Yvette blickte in die Richtung. »Was? Wo?« Aber das Tier war verschwunden. Ein Moorhuhn vielleicht, das sicher auf dem Boden blieb, statt aufzufliegen und erlegt zu werden, ein Leben im Verborgenen.
Der Aufstieg dauerte zweieinhalb Stunden, und oben angekommen, konnten sie die Inseln überblicken: Rum, Eigg und Muck nicht weit vor der Küste und Skye wie ein Schutzschild am Rande des Atlantiks. Hier waren sie zu hoch für die Mücken. Der Wind wehte kühl, aber sie fanden Deckung hinter einem Felsbrocken, wo sie sich in den schwachen Sonnenschein legten, die mitgebrachten Sandwiches aßen und darüber sprachen, was alles passieren könnte.

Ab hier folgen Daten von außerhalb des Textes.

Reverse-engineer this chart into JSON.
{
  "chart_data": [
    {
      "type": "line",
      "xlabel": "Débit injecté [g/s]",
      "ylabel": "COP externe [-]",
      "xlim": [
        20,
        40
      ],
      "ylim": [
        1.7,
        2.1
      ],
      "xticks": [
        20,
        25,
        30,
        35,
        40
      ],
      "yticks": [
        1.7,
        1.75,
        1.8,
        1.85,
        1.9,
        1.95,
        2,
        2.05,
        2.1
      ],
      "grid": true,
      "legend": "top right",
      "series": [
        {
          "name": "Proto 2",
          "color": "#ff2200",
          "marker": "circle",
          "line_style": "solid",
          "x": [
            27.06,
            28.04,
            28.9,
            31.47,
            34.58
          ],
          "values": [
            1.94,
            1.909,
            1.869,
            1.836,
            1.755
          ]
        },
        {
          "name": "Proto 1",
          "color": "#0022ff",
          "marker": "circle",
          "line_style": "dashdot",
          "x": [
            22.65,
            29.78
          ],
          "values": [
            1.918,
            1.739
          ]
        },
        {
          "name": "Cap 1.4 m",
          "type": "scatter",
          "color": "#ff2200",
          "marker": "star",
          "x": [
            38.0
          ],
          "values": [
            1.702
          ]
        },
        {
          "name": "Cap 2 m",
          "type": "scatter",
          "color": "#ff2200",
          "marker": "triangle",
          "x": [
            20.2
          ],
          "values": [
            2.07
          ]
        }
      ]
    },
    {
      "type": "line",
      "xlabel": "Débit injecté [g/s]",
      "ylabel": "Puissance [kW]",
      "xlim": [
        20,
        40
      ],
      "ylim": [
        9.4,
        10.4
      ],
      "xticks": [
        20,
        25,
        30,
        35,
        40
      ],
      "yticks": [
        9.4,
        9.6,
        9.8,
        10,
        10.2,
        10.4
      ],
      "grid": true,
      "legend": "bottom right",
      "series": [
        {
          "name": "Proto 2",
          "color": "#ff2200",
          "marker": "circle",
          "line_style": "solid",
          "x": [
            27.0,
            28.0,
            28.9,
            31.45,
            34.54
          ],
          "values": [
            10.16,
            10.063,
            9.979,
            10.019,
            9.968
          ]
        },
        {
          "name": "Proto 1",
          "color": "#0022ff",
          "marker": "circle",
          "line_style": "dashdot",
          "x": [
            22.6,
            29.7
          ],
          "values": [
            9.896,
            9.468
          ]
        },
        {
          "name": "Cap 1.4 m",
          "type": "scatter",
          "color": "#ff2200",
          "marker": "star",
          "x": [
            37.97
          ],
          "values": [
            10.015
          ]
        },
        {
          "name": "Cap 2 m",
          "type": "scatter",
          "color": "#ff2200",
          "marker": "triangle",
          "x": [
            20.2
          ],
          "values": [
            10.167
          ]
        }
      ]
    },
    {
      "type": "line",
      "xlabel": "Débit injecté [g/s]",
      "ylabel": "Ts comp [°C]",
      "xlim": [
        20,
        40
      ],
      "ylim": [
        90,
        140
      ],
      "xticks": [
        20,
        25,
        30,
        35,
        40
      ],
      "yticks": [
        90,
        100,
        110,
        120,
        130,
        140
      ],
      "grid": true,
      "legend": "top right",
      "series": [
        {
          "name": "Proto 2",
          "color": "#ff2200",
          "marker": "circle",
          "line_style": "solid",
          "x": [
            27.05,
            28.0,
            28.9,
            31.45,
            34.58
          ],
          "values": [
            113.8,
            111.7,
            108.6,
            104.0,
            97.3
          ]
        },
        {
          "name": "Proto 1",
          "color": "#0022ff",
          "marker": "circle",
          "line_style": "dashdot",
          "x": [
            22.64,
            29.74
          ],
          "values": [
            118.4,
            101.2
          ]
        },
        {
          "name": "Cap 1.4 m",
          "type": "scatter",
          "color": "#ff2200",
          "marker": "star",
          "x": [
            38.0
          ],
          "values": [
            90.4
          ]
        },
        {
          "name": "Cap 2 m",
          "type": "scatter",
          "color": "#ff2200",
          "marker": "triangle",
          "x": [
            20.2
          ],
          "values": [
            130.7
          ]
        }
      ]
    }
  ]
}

»Ich glaube, die lassen mich durchfallen«, sagte Yvette. »Ich glaube, die werden mir sagen, ich eigne mich nicht für ihre Zwecke.«
»Sei nicht albern. Du machst das gut.«
»Nein, gar nicht. Die wollen Leute, die über Berge laufen und durch Flüsse waten können und so Sachen. Aber was ist mit den Städten? Da sind doch die meisten Menschen. Da muss der Widerstand stattfinden.«
»Vielleicht schicken sie uns ja ins Massif Central.«
»Ich tippe eher auf Paris, und dann fragen wir uns, wieso um alles in der Welt wir diese Ausbildung absolvieren mussten.«
Es war seltsam, dass sie das Kollektivpronomen benutzten. Nous . Als ob sie zusammenbleiben würden. Aber es würde garantiert kein »Wir« geben. Sie würden auf sich allein gestellt sein.
»Was hast du vor, wenn das alles vorbei ist?«, fragte Marian.
Yvette antwortete mit einem fatalistischen, typisch französischen Achselzucken. »Mir wieder einen Mann suchen, schätze ich.